The 1% rule is a quick screening tool: a property's monthly rent should be at least 1% of the purchase price to be worth analyzing further. For a $350,000 property, that means at least $3,500 in monthly rent. While many markets do not meet this threshold, it helps quickly filter out overpriced properties. The 50% rule estimates that about 50% of gross rent will go to non-mortgage expenses.

Vacancy rate is often underestimated by new investors. Even in hot rental markets, expect 5-10% vacancy due to tenant turnover, maintenance between tenants, and occasional extended vacancies. Budget for at least 8% vacancy when analyzing properties. Also factor in a 10-15% management fee if you plan to hire a property manager, and 1-2% of property value annually for maintenance and capital expenditure reserves.

## Frequently Asked Questions

**Q: What is a good cash-on-cash return for rental property?**

A: Most real estate investors target a cash-on-cash return of 8-12% or higher. Returns below 5% may not justify the effort and risk compared to passive investments like index funds. In expensive markets, 4-6% may be acceptable if you also expect strong appreciation. Always compare against alternative investments and your own cost of capital.

**Q: What is the 1% rule in real estate?**

A: The 1% rule states that a rental property's monthly rent should be at least 1% of the purchase price. A $300,000 property should rent for at least $3,000 per month. This is a quick screening tool, not a definitive analysis. Many profitable properties do not meet this threshold, especially in high-appreciation markets. Always run a full cash flow analysis.

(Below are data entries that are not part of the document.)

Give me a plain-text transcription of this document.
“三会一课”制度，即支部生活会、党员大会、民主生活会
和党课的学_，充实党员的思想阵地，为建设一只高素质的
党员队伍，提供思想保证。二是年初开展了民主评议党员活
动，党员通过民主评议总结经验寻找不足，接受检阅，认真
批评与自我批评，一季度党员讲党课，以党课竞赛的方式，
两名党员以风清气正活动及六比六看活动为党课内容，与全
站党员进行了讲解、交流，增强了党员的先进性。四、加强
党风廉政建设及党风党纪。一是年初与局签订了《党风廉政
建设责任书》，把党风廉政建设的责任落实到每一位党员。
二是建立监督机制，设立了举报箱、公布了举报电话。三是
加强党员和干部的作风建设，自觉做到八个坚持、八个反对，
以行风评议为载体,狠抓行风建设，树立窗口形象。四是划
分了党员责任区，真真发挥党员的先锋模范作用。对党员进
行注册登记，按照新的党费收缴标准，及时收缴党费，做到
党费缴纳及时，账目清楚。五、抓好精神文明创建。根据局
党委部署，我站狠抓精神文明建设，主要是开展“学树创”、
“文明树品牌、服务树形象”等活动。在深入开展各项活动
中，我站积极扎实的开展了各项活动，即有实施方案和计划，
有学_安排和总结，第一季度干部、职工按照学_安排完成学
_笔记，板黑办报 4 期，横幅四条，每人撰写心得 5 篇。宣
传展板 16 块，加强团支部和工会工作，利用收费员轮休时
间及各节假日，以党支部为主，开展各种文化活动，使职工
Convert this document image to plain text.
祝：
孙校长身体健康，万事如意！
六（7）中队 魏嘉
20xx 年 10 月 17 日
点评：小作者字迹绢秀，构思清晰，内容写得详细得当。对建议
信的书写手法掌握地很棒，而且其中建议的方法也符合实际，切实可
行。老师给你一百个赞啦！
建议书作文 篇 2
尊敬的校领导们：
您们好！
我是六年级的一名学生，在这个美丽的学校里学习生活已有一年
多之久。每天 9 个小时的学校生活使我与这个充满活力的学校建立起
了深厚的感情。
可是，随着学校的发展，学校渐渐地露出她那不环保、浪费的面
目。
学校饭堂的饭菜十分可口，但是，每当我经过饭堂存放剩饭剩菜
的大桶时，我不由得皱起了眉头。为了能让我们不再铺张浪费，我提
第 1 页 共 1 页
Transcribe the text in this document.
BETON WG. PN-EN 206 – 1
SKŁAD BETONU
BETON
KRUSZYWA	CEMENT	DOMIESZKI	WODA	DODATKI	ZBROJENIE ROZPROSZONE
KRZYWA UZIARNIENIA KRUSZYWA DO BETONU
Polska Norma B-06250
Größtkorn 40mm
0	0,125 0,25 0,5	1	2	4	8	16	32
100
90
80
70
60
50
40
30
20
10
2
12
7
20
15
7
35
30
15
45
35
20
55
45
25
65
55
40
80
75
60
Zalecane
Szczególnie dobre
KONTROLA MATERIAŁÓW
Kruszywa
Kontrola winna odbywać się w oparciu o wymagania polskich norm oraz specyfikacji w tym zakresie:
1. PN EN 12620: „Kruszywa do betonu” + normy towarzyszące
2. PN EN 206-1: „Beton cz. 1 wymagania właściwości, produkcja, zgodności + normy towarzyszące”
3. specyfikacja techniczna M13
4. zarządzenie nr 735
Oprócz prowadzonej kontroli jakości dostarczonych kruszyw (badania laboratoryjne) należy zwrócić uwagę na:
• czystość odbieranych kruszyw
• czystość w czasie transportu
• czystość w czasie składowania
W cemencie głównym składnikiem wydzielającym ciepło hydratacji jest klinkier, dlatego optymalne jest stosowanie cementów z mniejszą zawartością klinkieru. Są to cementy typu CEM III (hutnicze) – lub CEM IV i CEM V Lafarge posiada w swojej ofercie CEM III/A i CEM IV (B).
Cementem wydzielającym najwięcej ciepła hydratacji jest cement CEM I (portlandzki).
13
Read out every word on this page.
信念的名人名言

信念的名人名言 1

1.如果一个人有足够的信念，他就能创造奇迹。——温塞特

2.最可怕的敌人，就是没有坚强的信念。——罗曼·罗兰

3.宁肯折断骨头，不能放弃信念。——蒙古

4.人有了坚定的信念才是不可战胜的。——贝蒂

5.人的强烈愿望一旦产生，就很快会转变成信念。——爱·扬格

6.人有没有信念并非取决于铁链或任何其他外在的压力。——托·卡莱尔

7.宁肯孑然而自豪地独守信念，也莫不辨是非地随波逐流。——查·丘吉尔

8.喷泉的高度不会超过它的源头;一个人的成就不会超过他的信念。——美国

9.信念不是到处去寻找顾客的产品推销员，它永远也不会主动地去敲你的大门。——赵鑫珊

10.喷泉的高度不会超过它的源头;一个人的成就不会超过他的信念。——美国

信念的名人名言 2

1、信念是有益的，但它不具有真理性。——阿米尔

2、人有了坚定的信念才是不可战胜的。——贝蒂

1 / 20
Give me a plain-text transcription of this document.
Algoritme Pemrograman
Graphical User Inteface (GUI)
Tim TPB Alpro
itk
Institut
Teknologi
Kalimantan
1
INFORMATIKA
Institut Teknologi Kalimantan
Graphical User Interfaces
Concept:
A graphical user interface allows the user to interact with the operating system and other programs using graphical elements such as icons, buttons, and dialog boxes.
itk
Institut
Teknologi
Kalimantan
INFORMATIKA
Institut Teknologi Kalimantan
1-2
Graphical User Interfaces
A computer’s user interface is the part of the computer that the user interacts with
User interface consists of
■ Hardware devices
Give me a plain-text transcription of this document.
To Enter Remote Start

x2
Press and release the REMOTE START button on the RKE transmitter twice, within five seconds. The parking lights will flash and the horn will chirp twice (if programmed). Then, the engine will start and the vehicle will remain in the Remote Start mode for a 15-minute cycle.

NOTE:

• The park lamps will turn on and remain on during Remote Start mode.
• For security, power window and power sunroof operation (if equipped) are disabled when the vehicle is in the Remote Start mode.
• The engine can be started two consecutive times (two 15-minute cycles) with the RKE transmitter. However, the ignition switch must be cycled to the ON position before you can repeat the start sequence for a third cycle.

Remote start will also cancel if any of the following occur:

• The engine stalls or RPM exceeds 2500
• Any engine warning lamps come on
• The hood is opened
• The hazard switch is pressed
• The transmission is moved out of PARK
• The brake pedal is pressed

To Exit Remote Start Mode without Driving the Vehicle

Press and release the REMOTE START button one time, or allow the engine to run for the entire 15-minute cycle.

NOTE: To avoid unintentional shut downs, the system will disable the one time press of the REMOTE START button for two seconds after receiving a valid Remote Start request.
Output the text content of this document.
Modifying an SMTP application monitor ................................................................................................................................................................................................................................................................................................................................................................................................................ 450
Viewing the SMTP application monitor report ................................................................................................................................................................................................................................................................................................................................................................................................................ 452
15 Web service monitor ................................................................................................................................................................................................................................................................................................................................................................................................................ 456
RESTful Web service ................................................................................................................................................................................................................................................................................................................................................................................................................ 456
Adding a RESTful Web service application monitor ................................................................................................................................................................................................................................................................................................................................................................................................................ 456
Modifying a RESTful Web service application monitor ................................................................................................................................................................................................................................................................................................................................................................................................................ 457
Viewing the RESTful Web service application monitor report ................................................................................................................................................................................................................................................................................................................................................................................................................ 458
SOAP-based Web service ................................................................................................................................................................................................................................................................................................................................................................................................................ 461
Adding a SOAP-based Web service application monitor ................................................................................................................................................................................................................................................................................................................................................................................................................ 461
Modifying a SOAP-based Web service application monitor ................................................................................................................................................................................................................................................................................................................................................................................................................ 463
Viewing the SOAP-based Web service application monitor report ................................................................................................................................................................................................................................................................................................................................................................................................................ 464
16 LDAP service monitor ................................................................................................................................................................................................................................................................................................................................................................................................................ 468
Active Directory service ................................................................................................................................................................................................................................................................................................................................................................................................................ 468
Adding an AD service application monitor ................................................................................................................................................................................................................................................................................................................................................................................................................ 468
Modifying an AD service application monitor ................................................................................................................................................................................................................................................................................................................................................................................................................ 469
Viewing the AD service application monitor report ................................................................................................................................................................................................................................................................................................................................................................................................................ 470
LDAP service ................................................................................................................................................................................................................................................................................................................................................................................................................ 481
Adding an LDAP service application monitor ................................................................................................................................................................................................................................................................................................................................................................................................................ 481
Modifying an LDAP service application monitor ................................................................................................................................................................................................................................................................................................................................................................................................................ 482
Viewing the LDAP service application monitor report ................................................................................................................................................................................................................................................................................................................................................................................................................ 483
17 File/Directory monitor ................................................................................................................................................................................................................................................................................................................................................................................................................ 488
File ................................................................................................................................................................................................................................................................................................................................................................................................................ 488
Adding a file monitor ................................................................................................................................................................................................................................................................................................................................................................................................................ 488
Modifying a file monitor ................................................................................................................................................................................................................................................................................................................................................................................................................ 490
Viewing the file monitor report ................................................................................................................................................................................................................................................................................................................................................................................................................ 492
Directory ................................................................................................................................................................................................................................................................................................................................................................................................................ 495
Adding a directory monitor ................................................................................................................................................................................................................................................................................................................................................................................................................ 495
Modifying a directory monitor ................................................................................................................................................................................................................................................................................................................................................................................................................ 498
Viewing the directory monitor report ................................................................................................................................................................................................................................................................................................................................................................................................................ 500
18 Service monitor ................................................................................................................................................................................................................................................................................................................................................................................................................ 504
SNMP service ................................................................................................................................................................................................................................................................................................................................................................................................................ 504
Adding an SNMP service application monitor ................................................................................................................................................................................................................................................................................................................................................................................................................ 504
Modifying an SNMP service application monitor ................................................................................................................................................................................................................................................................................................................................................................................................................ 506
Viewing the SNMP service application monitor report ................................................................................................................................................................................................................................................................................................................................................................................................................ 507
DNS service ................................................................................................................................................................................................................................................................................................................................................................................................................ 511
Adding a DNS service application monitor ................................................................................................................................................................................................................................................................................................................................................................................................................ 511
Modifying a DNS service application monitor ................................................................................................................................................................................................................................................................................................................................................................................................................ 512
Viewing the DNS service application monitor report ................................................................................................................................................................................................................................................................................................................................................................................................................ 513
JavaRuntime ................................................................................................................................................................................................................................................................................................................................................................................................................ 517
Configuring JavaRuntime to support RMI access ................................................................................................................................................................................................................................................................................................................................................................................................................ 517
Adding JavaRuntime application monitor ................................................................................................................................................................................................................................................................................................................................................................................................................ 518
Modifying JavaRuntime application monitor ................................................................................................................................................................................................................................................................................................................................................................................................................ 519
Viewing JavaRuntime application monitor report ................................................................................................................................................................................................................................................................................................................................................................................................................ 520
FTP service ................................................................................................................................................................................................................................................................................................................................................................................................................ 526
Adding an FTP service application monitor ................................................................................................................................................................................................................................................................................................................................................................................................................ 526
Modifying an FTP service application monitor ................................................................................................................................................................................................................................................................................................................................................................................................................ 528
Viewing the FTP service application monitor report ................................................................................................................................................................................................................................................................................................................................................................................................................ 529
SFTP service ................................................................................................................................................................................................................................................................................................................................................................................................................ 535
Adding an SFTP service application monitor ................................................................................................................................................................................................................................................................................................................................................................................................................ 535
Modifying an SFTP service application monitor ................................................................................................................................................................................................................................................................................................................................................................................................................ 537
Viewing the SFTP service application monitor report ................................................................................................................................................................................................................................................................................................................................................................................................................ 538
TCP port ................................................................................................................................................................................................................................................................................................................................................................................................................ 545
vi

**Q: How do I calculate NOI for a rental property?**

A: Net Operating Income (NOI) = Gross Rental Income - Vacancy Losses - Operating Expenses. Operating expenses include property taxes, insurance, maintenance, management fees, utilities (if paid by owner), and reserves for capital expenditures. NOI does not include mortgage payments or income taxes. It represents the property's income before financing costs.